Les plantes assimilent l'azote sous forme de nitrates (NO<sub>3</sub><sup>-</sup>), qui sont fournis par les bactéries dénitrifiantes, capables de fixer directement l'azote atmosphérique. © Johann Dréo, Wikipédia, cc by sa 3.0
Les plantes assimilent l'azote sous forme de nitrates (NO3-), qui sont fournis par les bactéries dénitrifiantes, capables de fixer directement l'azote atmosphérique. © Johann Dréo, Wikipédia, cc by sa 3.0

L'équipe, menée par le chercheur Edward Cocking, a exploité une bactérie capable de se servir de l'azote atmosphérique. Découverte dans la canne à sucre, celle-ci est capable de s'introduire à l'intérieur des cellules de la plante. D'après leurs recherches, ce micro-organisme ferait de même avec la plupart des plantes cultivées.

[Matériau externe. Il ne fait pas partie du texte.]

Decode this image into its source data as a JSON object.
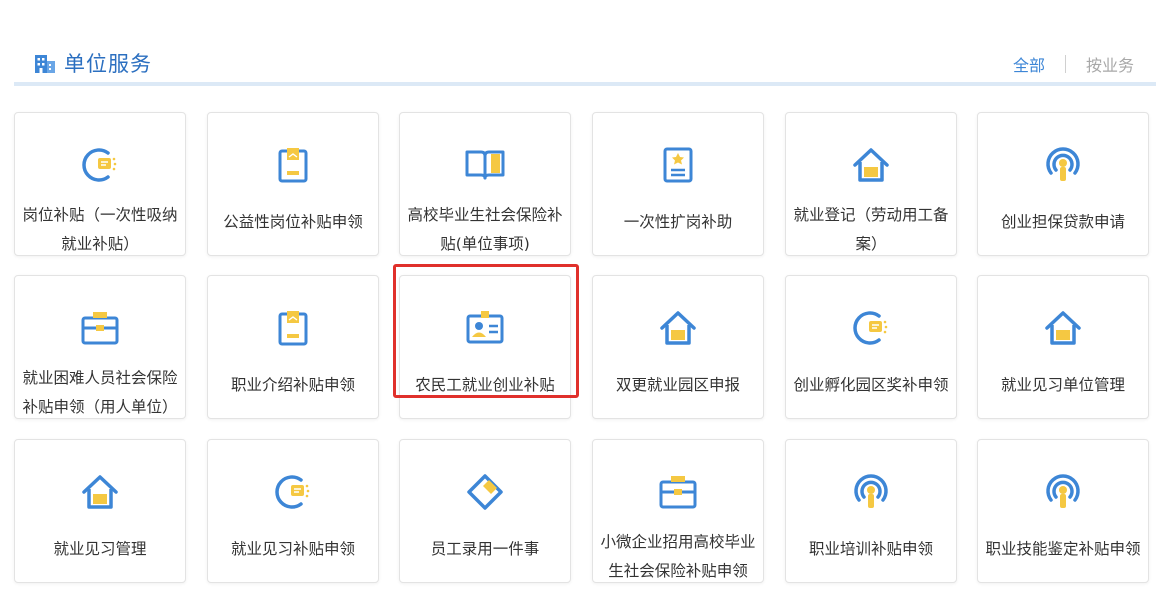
{
  "header": {
    "title": "单位服务",
    "filter_all": "全部",
    "filter_business": "按业务"
  },
  "colors": {
    "accent_blue": "#2b6fc0",
    "icon_blue": "#3d86d6",
    "icon_yellow": "#f5c842",
    "highlight_red": "#e0302b"
  },
  "services": [
    {
      "label": "岗位补贴（一次性吸纳就业补贴）",
      "icon": "coin-c-icon"
    },
    {
      "label": "公益性岗位补贴申领",
      "icon": "document-icon"
    },
    {
      "label": "高校毕业生社会保险补贴(单位事项)",
      "icon": "book-icon"
    },
    {
      "label": "一次性扩岗补助",
      "icon": "certificate-icon"
    },
    {
      "label": "就业登记（劳动用工备案）",
      "icon": "house-icon"
    },
    {
      "label": "创业担保贷款申请",
      "icon": "signal-icon"
    },
    {
      "label": "就业困难人员社会保险补贴申领（用人单位）",
      "icon": "briefcase-icon"
    },
    {
      "label": "职业介绍补贴申领",
      "icon": "document-icon"
    },
    {
      "label": "农民工就业创业补贴",
      "icon": "id-card-icon"
    },
    {
      "label": "双更就业园区申报",
      "icon": "house-icon"
    },
    {
      "label": "创业孵化园区奖补申领",
      "icon": "coin-c-icon"
    },
    {
      "label": "就业见习单位管理",
      "icon": "house-icon"
    },
    {
      "label": "就业见习管理",
      "icon": "house-icon"
    },
    {
      "label": "就业见习补贴申领",
      "icon": "coin-c-icon"
    },
    {
      "label": "员工录用一件事",
      "icon": "diamond-tag-icon"
    },
    {
      "label": "小微企业招用高校毕业生社会保险补贴申领",
      "icon": "briefcase-icon"
    },
    {
      "label": "职业培训补贴申领",
      "icon": "signal-icon"
    },
    {
      "label": "职业技能鉴定补贴申领",
      "icon": "signal-icon"
    }
  ]
}
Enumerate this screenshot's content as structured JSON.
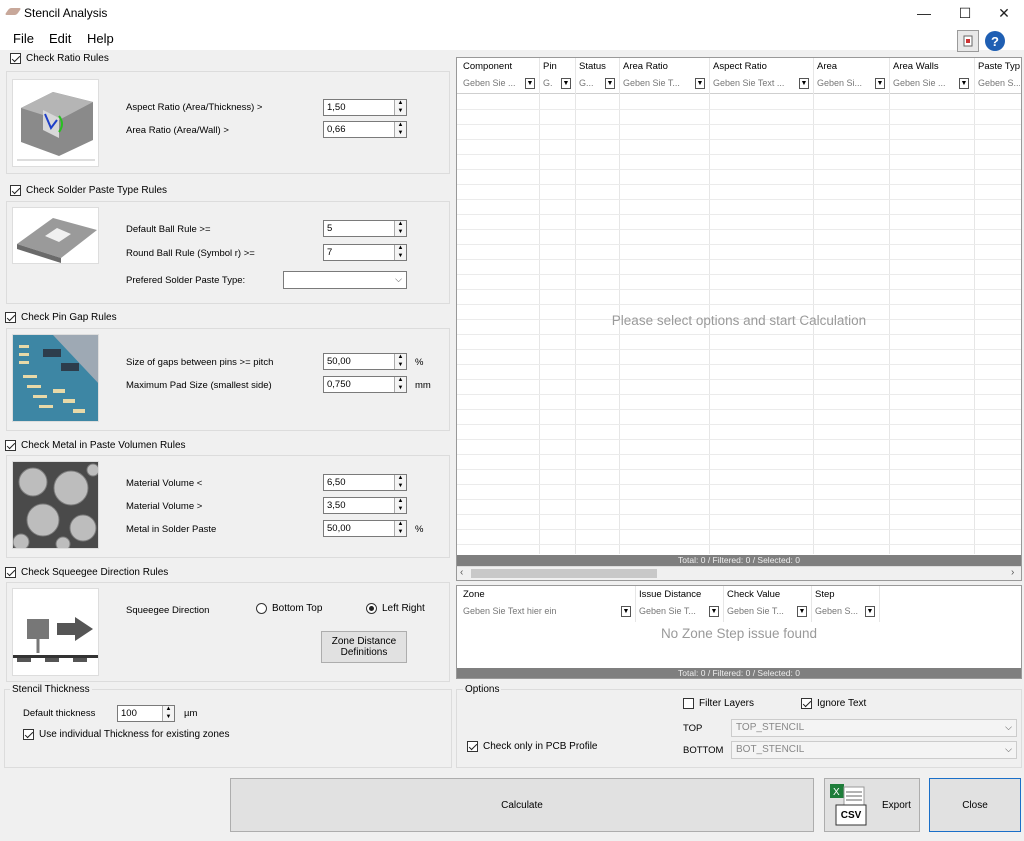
{
  "window": {
    "title": "Stencil Analysis",
    "minimize": "—",
    "maximize": "☐",
    "close": "✕"
  },
  "menu": {
    "file": "File",
    "edit": "Edit",
    "help": "Help"
  },
  "toolbar": {
    "help_glyph": "?"
  },
  "ratio": {
    "header": "Check Ratio Rules",
    "aspect_label": "Aspect Ratio (Area/Thickness) >",
    "aspect_value": "1,50",
    "area_label": "Area Ratio (Area/Wall) >",
    "area_value": "0,66"
  },
  "paste_type": {
    "header": "Check Solder Paste Type Rules",
    "default_label": "Default Ball Rule >=",
    "default_value": "5",
    "round_label": "Round Ball Rule (Symbol r) >=",
    "round_value": "7",
    "preferred_label": "Prefered Solder Paste Type:",
    "preferred_value": ""
  },
  "pin_gap": {
    "header": "Check Pin Gap Rules",
    "gap_label": "Size of gaps between pins >= pitch",
    "gap_value": "50,00",
    "gap_unit": "%",
    "pad_label": "Maximum Pad Size (smallest side)",
    "pad_value": "0,750",
    "pad_unit": "mm"
  },
  "metal": {
    "header": "Check Metal in Paste Volumen Rules",
    "vol_lt_label": "Material Volume <",
    "vol_lt_value": "6,50",
    "vol_gt_label": "Material Volume >",
    "vol_gt_value": "3,50",
    "metal_label": "Metal in Solder Paste",
    "metal_value": "50,00",
    "metal_unit": "%"
  },
  "squeegee": {
    "header": "Check Squeegee Direction Rules",
    "direction_label": "Squeegee Direction",
    "bottom_top": "Bottom Top",
    "left_right": "Left Right",
    "zone_button_1": "Zone Distance",
    "zone_button_2": "Definitions"
  },
  "thickness": {
    "header": "Stencil Thickness",
    "default_label": "Default thickness",
    "default_value": "100",
    "unit": "µm",
    "individual_label": "Use individual Thickness for existing zones"
  },
  "grid": {
    "columns": [
      {
        "label": "Component",
        "filter": "Geben Sie ..."
      },
      {
        "label": "Pin",
        "filter": "G."
      },
      {
        "label": "Status",
        "filter": "G..."
      },
      {
        "label": "Area Ratio",
        "filter": "Geben Sie T..."
      },
      {
        "label": "Aspect Ratio",
        "filter": "Geben Sie Text ..."
      },
      {
        "label": "Area",
        "filter": "Geben Si..."
      },
      {
        "label": "Area Walls",
        "filter": "Geben Sie ..."
      },
      {
        "label": "Paste Typ",
        "filter": "Geben S..."
      }
    ],
    "empty_message": "Please select options and start Calculation",
    "status": "Total: 0 / Filtered: 0 / Selected: 0"
  },
  "zone_grid": {
    "columns": [
      {
        "label": "Zone",
        "filter": "Geben Sie Text hier ein"
      },
      {
        "label": "Issue Distance",
        "filter": "Geben Sie T..."
      },
      {
        "label": "Check Value",
        "filter": "Geben Sie T..."
      },
      {
        "label": "Step",
        "filter": "Geben S..."
      }
    ],
    "empty_message": "No Zone Step issue found",
    "status": "Total: 0 / Filtered: 0 / Selected: 0"
  },
  "options": {
    "header": "Options",
    "filter_layers": "Filter Layers",
    "ignore_text": "Ignore Text",
    "top_label": "TOP",
    "top_value": "TOP_STENCIL",
    "bottom_label": "BOTTOM",
    "bottom_value": "BOT_STENCIL",
    "pcb_profile": "Check only in PCB Profile"
  },
  "actions": {
    "calculate": "Calculate",
    "csv": "CSV",
    "export": "Export",
    "close": "Close"
  }
}
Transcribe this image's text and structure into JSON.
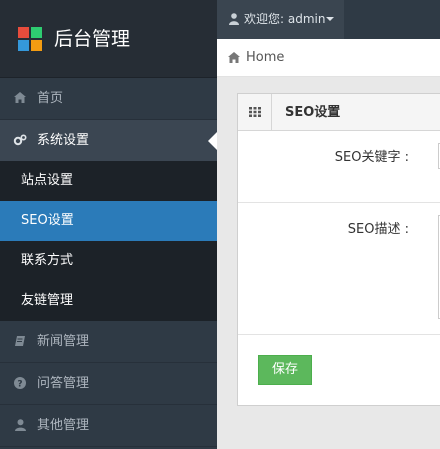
{
  "brand": {
    "title": "后台管理",
    "logo_icon": "windows-logo-icon"
  },
  "topbar": {
    "user_greeting": "欢迎您: admin"
  },
  "breadcrumb": {
    "home": "Home"
  },
  "sidebar": {
    "items": [
      {
        "label": "首页",
        "icon": "home-icon"
      },
      {
        "label": "系统设置",
        "icon": "cogs-icon",
        "active": true
      },
      {
        "label": "新闻管理",
        "icon": "book-icon"
      },
      {
        "label": "问答管理",
        "icon": "question-icon"
      },
      {
        "label": "其他管理",
        "icon": "user-icon"
      }
    ],
    "sub_items": [
      {
        "label": "站点设置"
      },
      {
        "label": "SEO设置",
        "active": true
      },
      {
        "label": "联系方式"
      },
      {
        "label": "友链管理"
      }
    ]
  },
  "panel": {
    "title": "SEO设置",
    "keywords_label": "SEO关键字 :",
    "description_label": "SEO描述 :",
    "save_label": "保存"
  },
  "colors": {
    "accent": "#2b7bb9",
    "save": "#5cb85c",
    "sidebar": "#2f3a45"
  }
}
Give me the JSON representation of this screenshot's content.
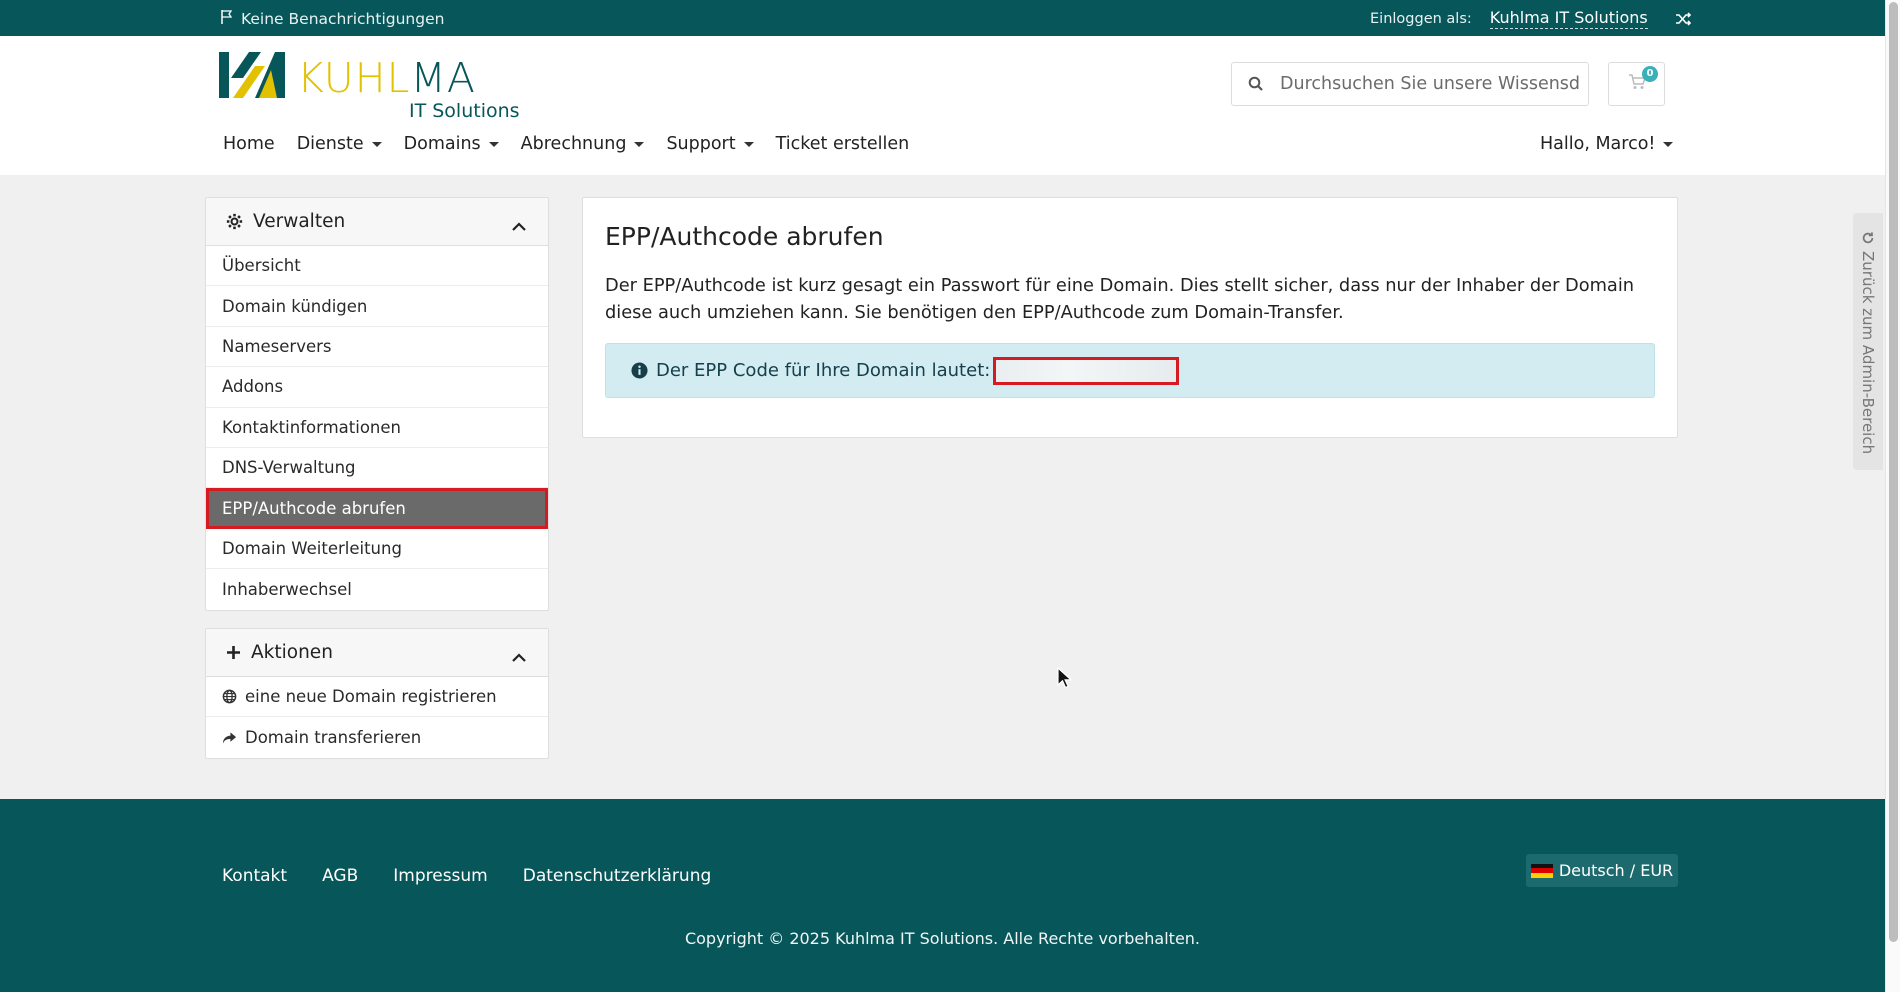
{
  "topbar": {
    "notifications": "Keine Benachrichtigungen",
    "login_label": "Einloggen als:",
    "account_name": "Kuhlma IT Solutions"
  },
  "logo": {
    "name_part1": "KUHL",
    "name_part2": "MA",
    "subtitle": "IT Solutions"
  },
  "search": {
    "placeholder": "Durchsuchen Sie unsere Wissensdatenbank..."
  },
  "cart": {
    "count": "0"
  },
  "nav": {
    "items": [
      {
        "label": "Home",
        "dropdown": false
      },
      {
        "label": "Dienste",
        "dropdown": true
      },
      {
        "label": "Domains",
        "dropdown": true
      },
      {
        "label": "Abrechnung",
        "dropdown": true
      },
      {
        "label": "Support",
        "dropdown": true
      },
      {
        "label": "Ticket erstellen",
        "dropdown": false
      }
    ],
    "user_greeting": "Hallo, Marco!"
  },
  "sidebar": {
    "manage": {
      "title": "Verwalten",
      "items": [
        "Übersicht",
        "Domain kündigen",
        "Nameservers",
        "Addons",
        "Kontaktinformationen",
        "DNS-Verwaltung",
        "EPP/Authcode abrufen",
        "Domain Weiterleitung",
        "Inhaberwechsel"
      ],
      "active_index": 6
    },
    "actions": {
      "title": "Aktionen",
      "items": [
        {
          "label": "eine neue Domain registrieren",
          "icon": "globe-icon"
        },
        {
          "label": "Domain transferieren",
          "icon": "share-arrow-icon"
        }
      ]
    }
  },
  "main": {
    "title": "EPP/Authcode abrufen",
    "description": "Der EPP/Authcode ist kurz gesagt ein Passwort für eine Domain. Dies stellt sicher, dass nur der Inhaber der Domain diese auch umziehen kann. Sie benötigen den EPP/Authcode zum Domain-Transfer.",
    "alert_text": "Der EPP Code für Ihre Domain lautet:"
  },
  "admin_tab": {
    "label": "Zurück zum Admin-Bereich"
  },
  "footer": {
    "links": [
      "Kontakt",
      "AGB",
      "Impressum",
      "Datenschutzerklärung"
    ],
    "language": "Deutsch / EUR",
    "copyright": "Copyright © 2025 Kuhlma IT Solutions. Alle Rechte vorbehalten."
  },
  "colors": {
    "brand_teal": "#07565a",
    "brand_yellow": "#e2c200",
    "highlight_red": "#d61a22",
    "alert_bg": "#d2ecf1"
  }
}
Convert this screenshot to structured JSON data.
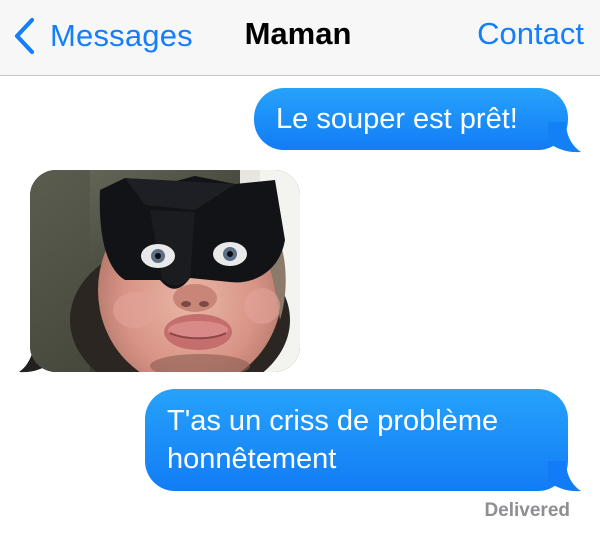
{
  "navbar": {
    "back_label": "Messages",
    "title": "Maman",
    "contact_label": "Contact"
  },
  "messages": [
    {
      "direction": "outgoing",
      "type": "text",
      "text": "Le souper est prêt!"
    },
    {
      "direction": "incoming",
      "type": "image",
      "image": "photo-person-wearing-black-mask"
    },
    {
      "direction": "outgoing",
      "type": "text",
      "lines": [
        "T'as un criss de problème",
        "honnêtement"
      ]
    }
  ],
  "status": "Delivered",
  "colors": {
    "accent": "#147efb",
    "bubble_top": "#26a2fb",
    "bubble_bottom": "#127cf6",
    "navbar_bg": "#f7f7f8",
    "status": "#8e8e93"
  },
  "icons": {
    "back": "chevron-left-icon"
  }
}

Symbiose entre la plante et la bactérie

Comment s'y prend-il ? Les auteurs de ce procédé baptisé N-Fix, qui devrait être commercialisé par l'entreprise Azotic Technologies, ne sont guère prolixes en détails. La technique consiste à injecter directement les bactéries dans la graine. S'insérant dans les cellules de l'hôte, elles leur donneraient la capacité de fixer l'azote de l'air. À l'instar de l'algue zooxanthelle installée dans une cellule de corail et nourrissant son hôte grâce à la photosynthèse, le procédé N-Fix conduit donc à une symbiose entre la bactérie et la cellule. L'une trouve refuge et nutriments, l'autre peut fixer l'azote de l'air.

Si elle est effectivement applicable à toutes les cultures agricoles, cette méthode a de quoi révolutionner les pratiques. Elle permettrait de limiter nettement la pollution des sols aux nitrates, aujourd'hui considérée comme la cause majeure de pollution des grands réservoirs d'eau souterraine. Les engrais sont des nutriments pour les plantes, mais ils sont également consommés par les micro-organismes (tant les bactéries que les champignons). Ils favorisent ainsi la production de matières organiques qui libèrent à leur mort quantité d'azote sous forme de nitrates. Ceux-ci, extrêmement solubles dans l'eau, s'infiltrent et polluent les nappes phréatiques. La teneur en nitrates des nappes varie normalement de 0,1 à 1 mg par litre d'eau, mais elle dépasse aujourd'hui souvent les 50 mg par litre, une limite pour l'eau potable.

Reste qu'il faudra en apprendre davantage sur le procédé, sur son efficacité et sur son coût. La société Azotic Technologies prétend commencer bientôt les essais en plein champ, et compte commercialiser ces graines d'ici deux à trois ans.